Der Schulsanitätsdienst (SSD) hat im Rahmen des “Advent im Olga” am 30.11.2018 ein Interview mit zwei Schulsanitäterinnen geführt, um herauszufinden, was man als Mitglied erlebt und welche Aufgaben einem gestellt werden.

Interviewer: “Hallo Nora und Chiara. In welche Klasse geht ihr und wie lange seid ihr schon im SSD?”

Nora: “Wir gehen in die neunte Klasse. Wir sind also schon seit etwas mehr als einem Jahr hier.”

I: “Und was macht euch als Schulsanitäter am meisten Spaß?”

N: “Mir gefallen sehr die Fortbildungen, da man immer etwas neues dabei lernt. Zum Beispiel wie man spezielle Verletzungen behandelt, was echt interessant ist.”

I: “Gibt es etwas, das euch besonders schwerfällt im SSD?”

Chiara: “Naja, sich alle Sachen zu merken. Also wie man manche Wunden verarztet. Da gibt es viele Details, die man schnell vergisst.”

I: “Was war bis jetzt euer spannendster “Einsatz” als Schulsanitäter?”

C: “Es gab mal eine Auseinandersetzung zwischen zwei Fünftklässlern und einer hat dem anderen auf die Stirn geschlagen. Der betroffene Junge konnte daraufhin seine Augen nicht mehr öffnen. Danach musste der Krankenwagen gerufen werden. Das war ziemlich krass…”

I: “Wir sind heute im “Advent im Olga”. Wie seid ihr heute ausgestattet und was für Einsätze passieren an diesem Schulfest normalerweise?”

N: “Wir haben immer einen Versorgungsrucksack dabei, in dem alles ist, was wir zur Behandlung von irgenwelchen Verletzungen brauchen. Einmal ist ein Junge die Treppe runtergefallen, er hat sich aber nicht so schlimm verletzt.
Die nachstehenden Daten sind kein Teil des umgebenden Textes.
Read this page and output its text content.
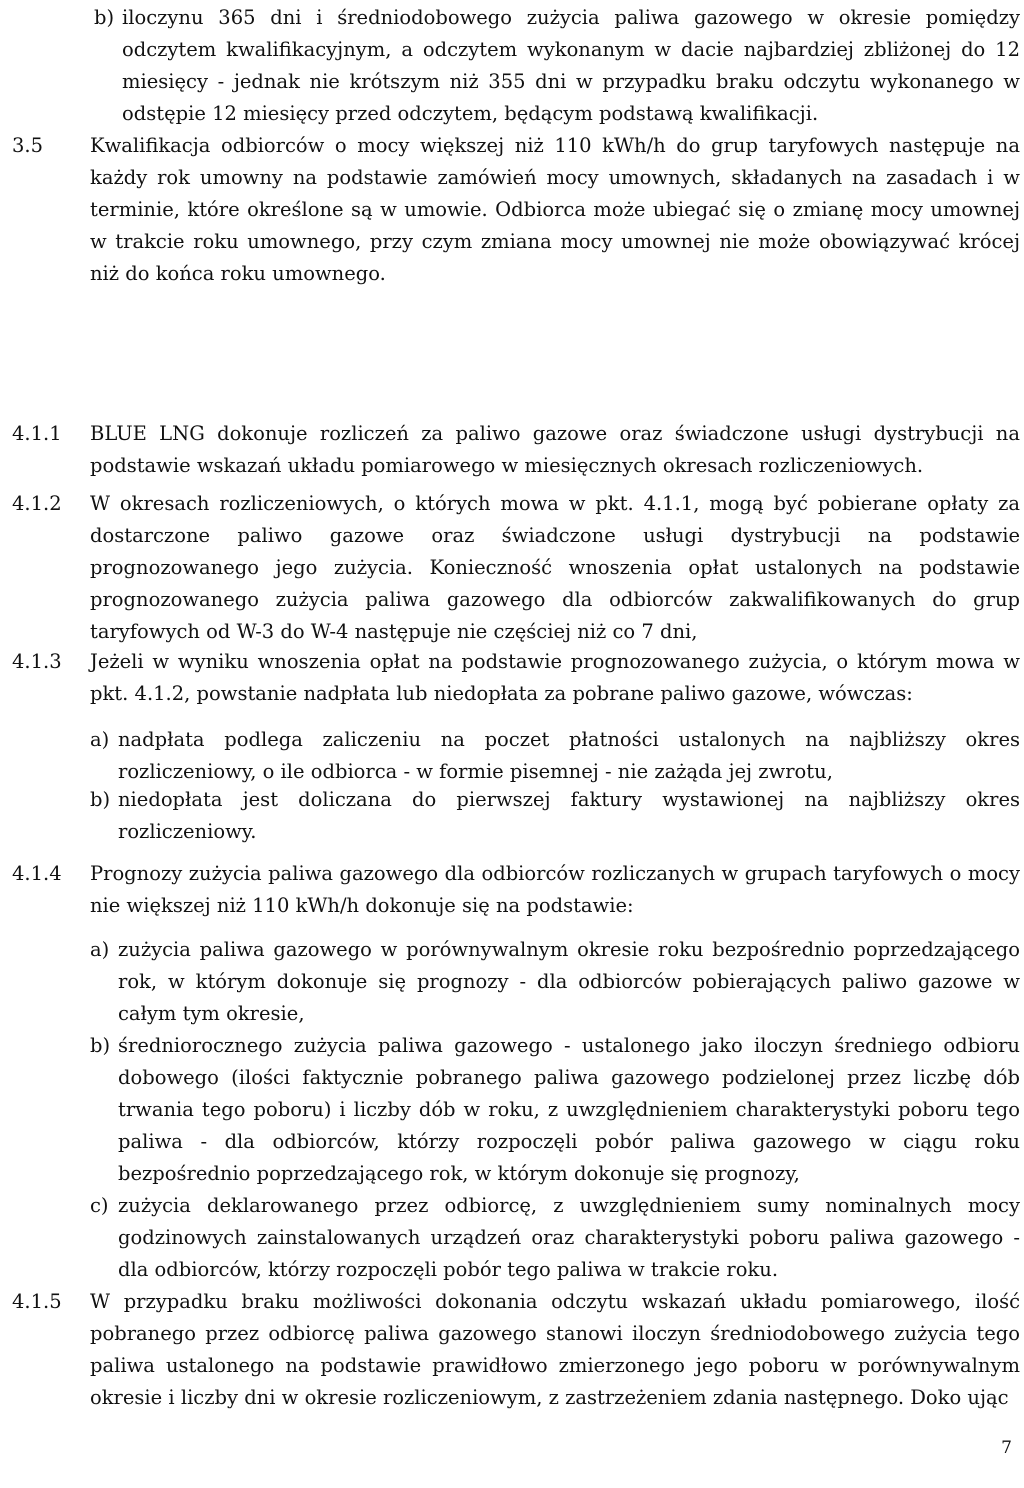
b) iloczynu 365 dni i średniodobowego zużycia paliwa gazowego w okresie pomiędzy odczytem kwalifikacyjnym, a odczytem wykonanym w dacie najbardziej zbliżonej do 12 miesięcy - jednak nie krótszym niż 355 dni w przypadku braku odczytu wykonanego w odstępie 12 miesięcy przed odczytem, będącym podstawą kwalifikacji.
3.5 Kwalifikacja odbiorców o mocy większej niż 110 kWh/h do grup taryfowych następuje na każdy rok umowny na podstawie zamówień mocy umownych, składanych na zasadach i w terminie, które określone są w umowie. Odbiorca może ubiegać się o zmianę mocy umownej w trakcie roku umownego, przy czym zmiana mocy umownej nie może obowiązywać krócej niż do końca roku umownego.
4.1.1 BLUE LNG dokonuje rozliczeń za paliwo gazowe oraz świadczone usługi dystrybucji na podstawie wskazań układu pomiarowego w miesięcznych okresach rozliczeniowych.
4.1.2 W okresach rozliczeniowych, o których mowa w pkt. 4.1.1, mogą być pobierane opłaty za dostarczone paliwo gazowe oraz świadczone usługi dystrybucji na podstawie prognozowanego jego zużycia. Konieczność wnoszenia opłat ustalonych na podstawie prognozowanego zużycia paliwa gazowego dla odbiorców zakwalifikowanych do grup taryfowych od W-3 do W-4 następuje nie częściej niż co 7 dni,
4.1.3 Jeżeli w wyniku wnoszenia opłat na podstawie prognozowanego zużycia, o którym mowa w pkt. 4.1.2, powstanie nadpłata lub niedopłata za pobrane paliwo gazowe, wówczas:
a) nadpłata podlega zaliczeniu na poczet płatności ustalonych na najbliższy okres rozliczeniowy, o ile odbiorca - w formie pisemnej - nie zażąda jej zwrotu,
b) niedopłata jest doliczana do pierwszej faktury wystawionej na najbliższy okres rozliczeniowy.
4.1.4 Prognozy zużycia paliwa gazowego dla odbiorców rozliczanych w grupach taryfowych o mocy nie większej niż 110 kWh/h dokonuje się na podstawie:
a) zużycia paliwa gazowego w porównywalnym okresie roku bezpośrednio poprzedzającego rok, w którym dokonuje się prognozy - dla odbiorców pobierających paliwo gazowe w całym tym okresie,
b) średniorocznego zużycia paliwa gazowego - ustalonego jako iloczyn średniego odbioru dobowego (ilości faktycznie pobranego paliwa gazowego podzielonej przez liczbę dób trwania tego poboru) i liczby dób w roku, z uwzględnieniem charakterystyki poboru tego paliwa - dla odbiorców, którzy rozpoczęli pobór paliwa gazowego w ciągu roku bezpośrednio poprzedzającego rok, w którym dokonuje się prognozy,
c) zużycia deklarowanego przez odbiorcę, z uwzględnieniem sumy nominalnych mocy godzinowych zainstalowanych urządzeń oraz charakterystyki poboru paliwa gazowego - dla odbiorców, którzy rozpoczęli pobór tego paliwa w trakcie roku.
4.1.5 W przypadku braku możliwości dokonania odczytu wskazań układu pomiarowego, ilość pobranego przez odbiorcę paliwa gazowego stanowi iloczyn średniodobowego zużycia tego paliwa ustalonego na podstawie prawidłowo zmierzonego jego poboru w porównywalnym okresie i liczby dni w okresie rozliczeniowym, z zastrzeżeniem zdania następnego. Doko ując
7
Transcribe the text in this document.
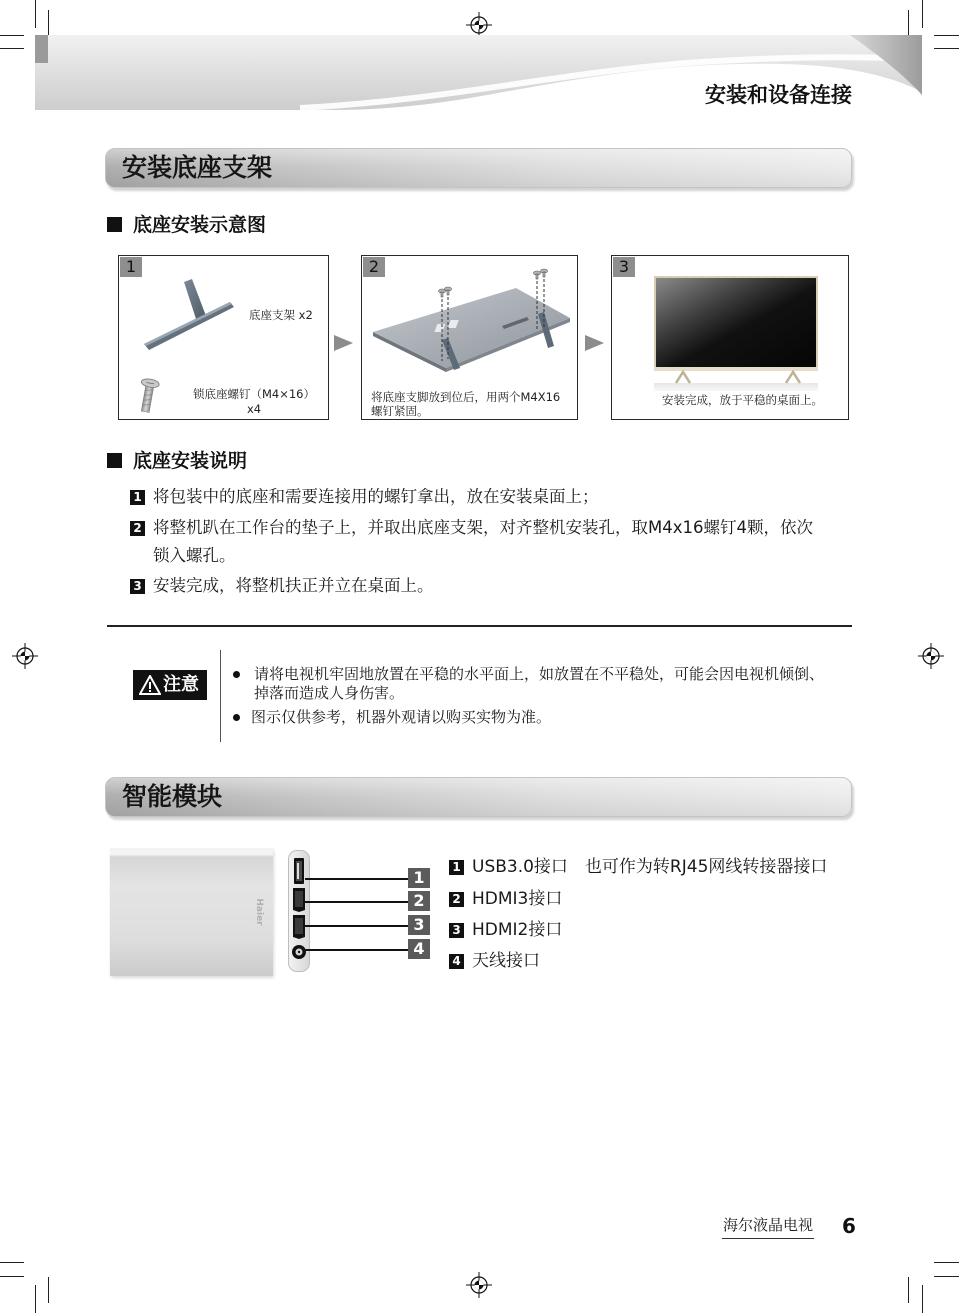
安装和设备连接
安装底座支架
底座安装示意图
1
底座支架 x2
锁底座螺钉（M4×16）
x4
2
将底座支脚放到位后，用两个M4X16
螺钉紧固。
3
安装完成，放于平稳的桌面上。
底座安装说明
1 将包装中的底座和需要连接用的螺钉拿出，放在安装桌面上；
2 将整机趴在工作台的垫子上，并取出底座支架，对齐整机安装孔，取M4x16螺钉4颗，依次
锁入螺孔。
3 安装完成，将整机扶正并立在桌面上。
注意	请将电视机牢固地放置在平稳的水平面上，如放置在不平稳处，可能会因电视机倾倒、
掉落而造成人身伤害。
图示仅供参考，机器外观请以购买实物为准。
智能模块
Haier
1
2
3
4
1 USB3.0接口　也可作为转RJ45网线转接器接口
2 HDMI3接口
3 HDMI2接口
4 天线接口
海尔液晶电视 6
Ansonsten verläuft der Advent im Olga in der Regel friedlich ab.”

I: “Wie seid ihr darauf gekommen, Schulsanitäter zu werden?”

N: “Ich will irgendwann Medizin studieren und als die Schulsanitäter damals in die achte Klasse reingekommen sind und für den SSD geworben haben war ich sofort interessiert.”

I: “Kommen wir zu meiner letzten Frage: Wenn ihr die Möglichkeit hättet, etwas im SSD zu optimieren, was wäre das?”

N: “Oft wenn sich ein Schüler verletzt, holt man sich zuerst Hilfe bei einem Lehrer statt bei einem Schulsanitäter, obwohl wir immer per Mobiltelefon zu erreichen sind und gleich zur Stelle sein können. Die Schüler wenden sich zuerst den Lehrern statt uns zu, was frustrierend ist, da wir eine Ausbildung haben und die meisten Lehrer nicht. Daher würden wir uns ein wenig mehr Autorität wünschen.”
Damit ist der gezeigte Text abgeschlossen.